Sweat test. This test involves measuring sodium and chloride from a sweat sample collected by a special procedure in which local sweating is stimulated by pilocarpine. The sweat collected is weighed on filter paper and the concentrations of sodium and chloride measured. Since the CFTR protein is altered or missing and chloride travel is restricted, the sweat in a CF person may be up to five times saltier than normal. Positives should be confirmed and followed with CF gene mutation testing. Some people with CF will be diagnosed using only sweat testing, and a few very rare patients with definite CF, often with unusual mutations, may have sweat sodium and chloride levels within the normal range.
Faecal chymotrypsin. Faecal chymotrypsin is a stool test for proteolytic enzymes, produced in an inactive form in the pancreas and then activated in the small intestine to digest food proteins. Low values indicate pancreatic insufficiency in untreated people with CF; in patients on pancreatic enzyme replacement therapy values are usually normal but do not correlate closely with the amount of fat in the stools.
Faecal pancreatic elastase 1. This is a specific human protease produced by the pancreas. Values determined on a small faecal specimen clearly differentiate between sufficient and insufficient pancreatic function and are not influenced by exogenous pancreatic enzyme treatment. This is now the best indirect measure of pancreatic function and it has superseded a number of indirect pancreatic function tests including the bentiromide and pancreolauryl tests.
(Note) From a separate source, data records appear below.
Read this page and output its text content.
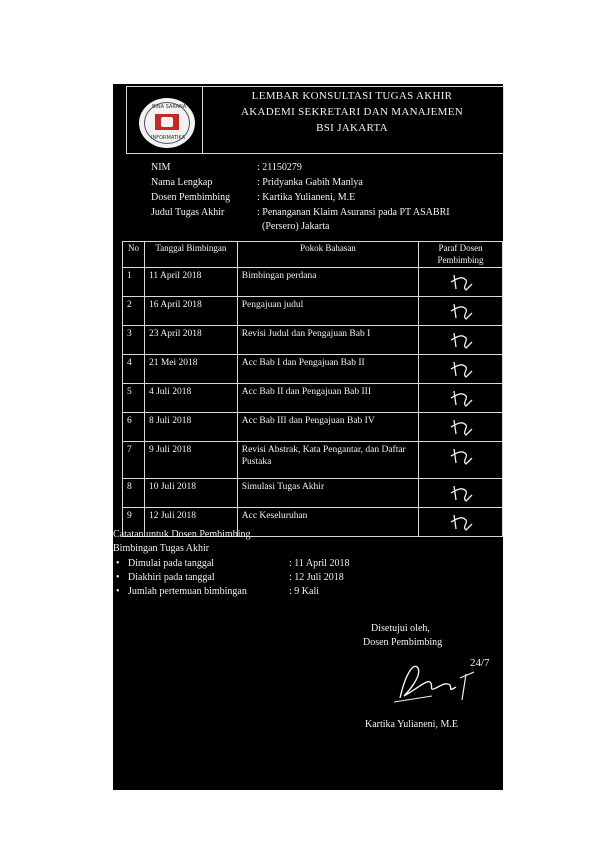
BINA SARANA
INFORMATIKA
LEMBAR KONSULTASI TUGAS AKHIR
AKADEMI SEKRETARI DAN MANAJEMEN
BSI JAKARTA
NIM	: 21150279
Nama Lengkap	: Pridyanka Gabih Manlya
Dosen Pembimbing	: Kartika Yulianeni, M.E
Judul Tugas Akhir	: Penanganan Klaim Asuransi pada PT ASABRI
(Persero) Jakarta
No	Tanggal Bimbingan	Pokok Bahasan	Paraf Dosen Pembimbing
1	11 April 2018	Bimbingan perdana	

2	16 April 2018	Pengajuan judul	

3	23 April 2018	Revisi Judul dan Pengajuan Bab I	

4	21 Mei 2018	Acc Bab I dan Pengajuan Bab II	

5	4 Juli 2018	Acc Bab II dan Pengajuan Bab III	

6	8 Juli 2018	Acc Bab III dan Pengajuan Bab IV	

7	9 Juli 2018	Revisi Abstrak, Kata Pengantar, dan Daftar Pustaka	

8	10 Juli 2018	Simulasi Tugas Akhir	

9	12 Juli 2018	Acc Keseluruhan	
Catatan untuk Dosen Pembimbing
Bimbingan Tugas Akhir
• Dimulai pada tanggal	: 11 April 2018
• Diakhiri pada tanggal	: 12 Juli 2018
• Jumlah pertemuan bimbingan	: 9 Kali
Disetujui oleh,
Dosen Pembimbing
24/7
Kartika Yulianeni, M.E
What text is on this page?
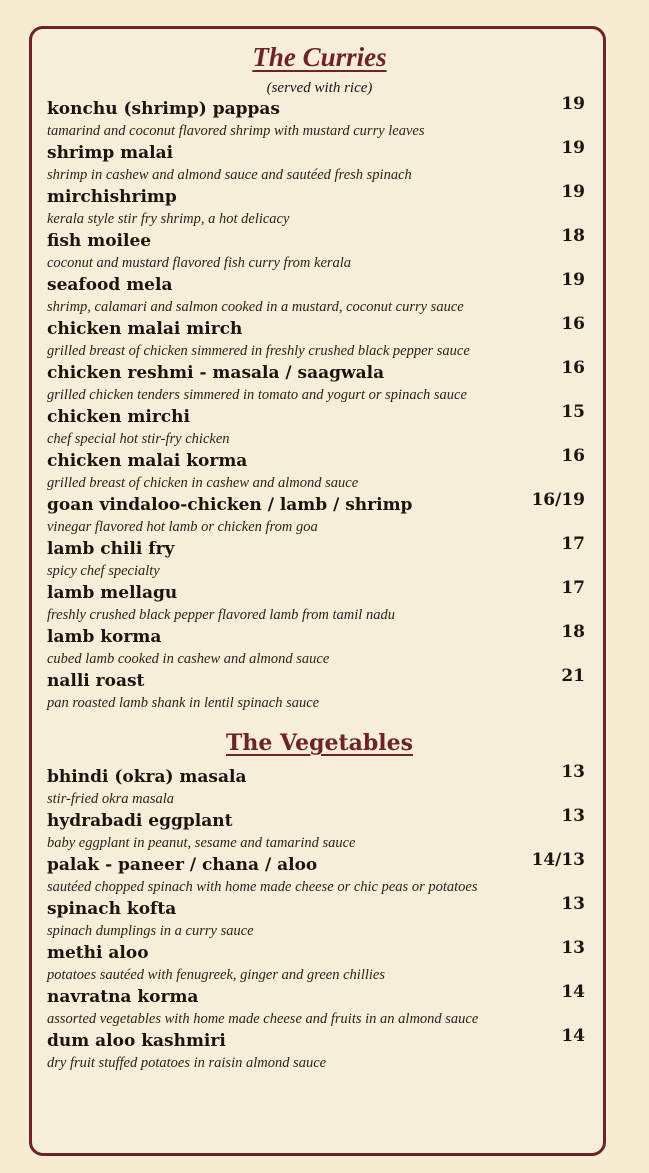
The Curries
(served with rice)
konchu (shrimp) pappas	19
tamarind and coconut flavored shrimp with mustard curry leaves
shrimp malai	19
shrimp in cashew and almond sauce and sautéed fresh spinach
mirchishrimp	19
kerala style stir fry shrimp, a hot delicacy
fish moilee	18
coconut and mustard flavored fish curry from kerala
seafood mela	19
shrimp, calamari and salmon cooked in a mustard, coconut curry sauce
chicken malai mirch	16
grilled breast of chicken simmered in freshly crushed black pepper sauce
chicken reshmi - masala / saagwala	16
grilled chicken tenders simmered in tomato and yogurt or spinach sauce
chicken mirchi	15
chef special hot stir-fry chicken
chicken malai korma	16
grilled breast of chicken in cashew and almond sauce
goan vindaloo-chicken / lamb / shrimp	16/19
vinegar flavored hot lamb or chicken from goa
lamb chili fry	17
spicy chef specialty
lamb mellagu	17
freshly crushed black pepper flavored lamb from tamil nadu
lamb korma	18
cubed lamb cooked in cashew and almond sauce
nalli roast	21
pan roasted lamb shank in lentil spinach sauce
The Vegetables
bhindi (okra) masala	13
stir-fried okra masala
hydrabadi eggplant	13
baby eggplant in peanut, sesame and tamarind sauce
palak - paneer / chana / aloo	14/13
sautéed chopped spinach with home made cheese or chic peas or potatoes
spinach kofta	13
spinach dumplings in a curry sauce
methi aloo	13
potatoes sautéed with fenugreek, ginger and green chillies
navratna korma	14
assorted vegetables with home made cheese and fruits in an almond sauce
dum aloo kashmiri	14
dry fruit stuffed potatoes in raisin almond sauce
Immunoreactive trypsin (IRT). This newborn screening test for CF is measured using the blood spots collected on Guthrie screening cards. In CF, thick mucus plugs can obstruct pancreatic ducts and prevent trypsinogen from reaching the intestine. Blood IRT levels will be elevated in most newborns with CF. Using IRT measures has 95-98% sensitivity (some affected babies and those with mild disease may be missed). Elevated IRT in the first few days of life can also be caused by perinatal stress, renal failure, congenital infection, bowel atresia and some aneuploidies. An elevated IRT is usually followed with DNA testing for the F508del mutation for neonatal CF screening. Early diagnosis is essential so that treatment can be started before damage to the lungs with chronic infection occurs and malnutrition becomes established.
Other laboratory tests used to check lung infection, organ function and fertility include:
Non-laboratory tests that may be done include respiratory function tests, chest X-rays, lung scans including low-dose CT scan to look for air trapping and early bronchiectasis, bronchoscopies, bone scans, upper GI and small bowel X-rays and other gastrointestinal pancreatic and liver investigations such as ultrasound scans.